Ben Lake said: “It was great to hear new ideas for change and to discuss ways in which we can improve the lives of young people in Ceredigion. The experiences of women and girls must be heard, both locally and nationally. After all, it is impossible for policies to be truly effective if they do not reflect the wishes, and address the challenges faced by all in society.”

(Credited to Lauren Garside, Year 1 Coleg Ceredigion Media Production student) The ‘Real Talk’ workshop held on International Women’s Day at Ceredigion Museum.

The young women set out three priorities for Ben Lake to campaign for on their behalf at Westminster:

1. Education: ensure that equality issues and mental health awareness training is included on all PGCE courses
2. Increase the national minimum wage for apprentices and roll out National Living Wage for under-25s
3. Period poverty: campaign, raise awareness and look to introduce policies to mitigate the effects of period poverty

Period poverty in particular, was an issue that the young women felt needed tackling as a matter of urgency.

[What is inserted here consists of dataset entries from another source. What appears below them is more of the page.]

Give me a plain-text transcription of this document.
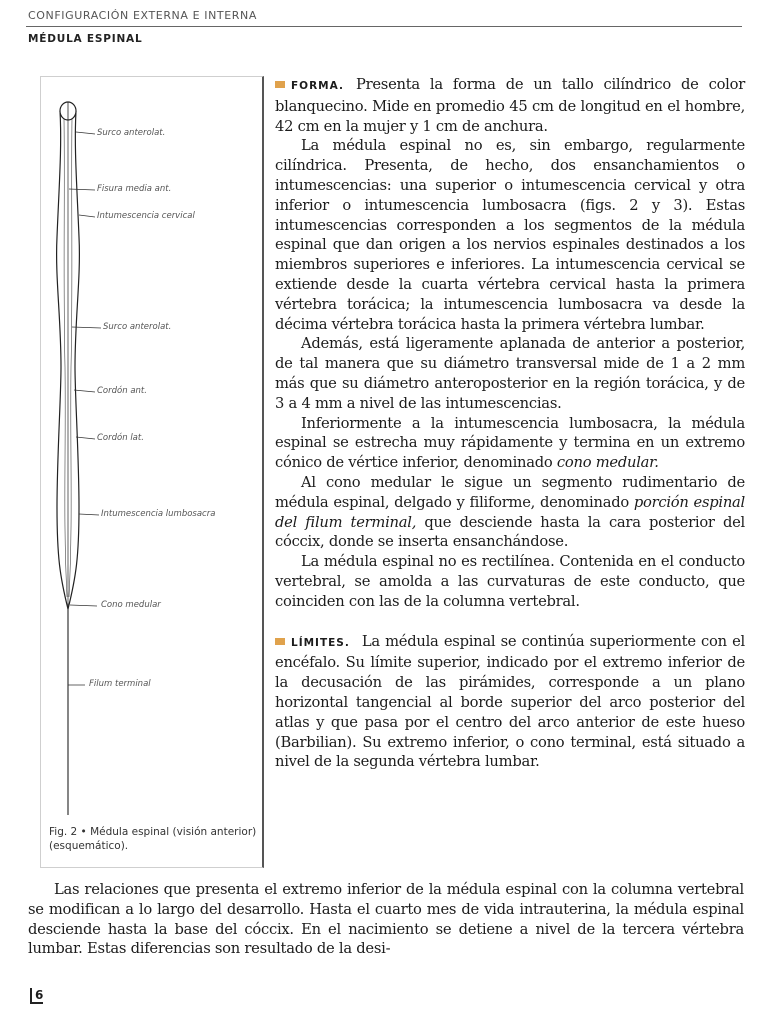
CONFIGURACIÓN EXTERNA E INTERNA
MÉDULA ESPINAL
Surco anterolat.
Fisura media ant.
Intumescencia cervical
Surco anterolat.
Cordón ant.
Cordón lat.
Intumescencia lumbosacra
Cono medular
Filum terminal

Fig. 2 • Médula espinal (visión anterior) (esquemático).

FORMA. Presenta la forma de un tallo cilíndrico de color blanquecino. Mide en promedio 45 cm de longitud en el hombre, 42 cm en la mujer y 1 cm de anchura.

La médula espinal no es, sin embargo, regularmente cilíndrica. Presenta, de hecho, dos ensanchamientos o intumescencias: una superior o intumescencia cervical y otra inferior o intumescencia lumbosacra (figs. 2 y 3). Estas intumescencias corresponden a los segmentos de la médula espinal que dan origen a los nervios espinales destinados a los miembros superiores e inferiores. La intumescencia cervical se extiende desde la cuarta vértebra cervical hasta la primera vértebra torácica; la intumescencia lumbosacra va desde la décima vértebra torácica hasta la primera vértebra lumbar.

Además, está ligeramente aplanada de anterior a posterior, de tal manera que su diámetro transversal mide de 1 a 2 mm más que su diámetro anteroposterior en la región torácica, y de 3 a 4 mm a nivel de las intumescencias.

Inferiormente a la intumescencia lumbosacra, la médula espinal se estrecha muy rápidamente y termina en un extremo cónico de vértice inferior, denominado cono medular.

Al cono medular le sigue un segmento rudimentario de médula espinal, delgado y filiforme, denominado porción espinal del filum terminal, que desciende hasta la cara posterior del cóccix, donde se inserta ensanchándose.

La médula espinal no es rectilínea. Contenida en el conducto vertebral, se amolda a las curvaturas de este conducto, que coinciden con las de la columna vertebral.

LÍMITES. La médula espinal se continúa superiormente con el encéfalo. Su límite superior, indicado por el extremo inferior de la decusación de las pirámides, corresponde a un plano horizontal tangencial al borde superior del arco posterior del atlas y que pasa por el centro del arco anterior de este hueso (Barbilian). Su extremo inferior, o cono terminal, está situado a nivel de la segunda vértebra lumbar.

Las relaciones que presenta el extremo inferior de la médula espinal con la columna vertebral se modifican a lo largo del desarrollo. Hasta el cuarto mes de vida intrauterina, la médula espinal desciende hasta la base del cóccix. En el nacimiento se detiene a nivel de la tercera vértebra lumbar. Estas diferencias son resultado de la desi-

6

A recent report from FreedomforGirls* found that period poverty has a direct impact on education, with pupils in the UK missing class every month due to their periods. A RightsInfo investigation** discovered thousands of women were relying on food banks to get through their monthly periods.

In an attempt to tackle period poverty, the UK Chancellor confirmed in his Spring Statement that secondary schools in England will start providing menstrual products free of charge to girls from September onwards. Ben Lake MP has encouraged the Welsh Government to follow suit.

Ben Lake said: “All women, regardless of age, social status or background, should be able to easily access the menstrual products they need.

“Too many girls miss out on vital education each month as a lack of access to menstrual products forces them to miss school. Even those pupils who do not suffer period poverty will benefit from free access to sanitary products, ensuring no child is without protection during what can be a very stressful and vulnerable time.”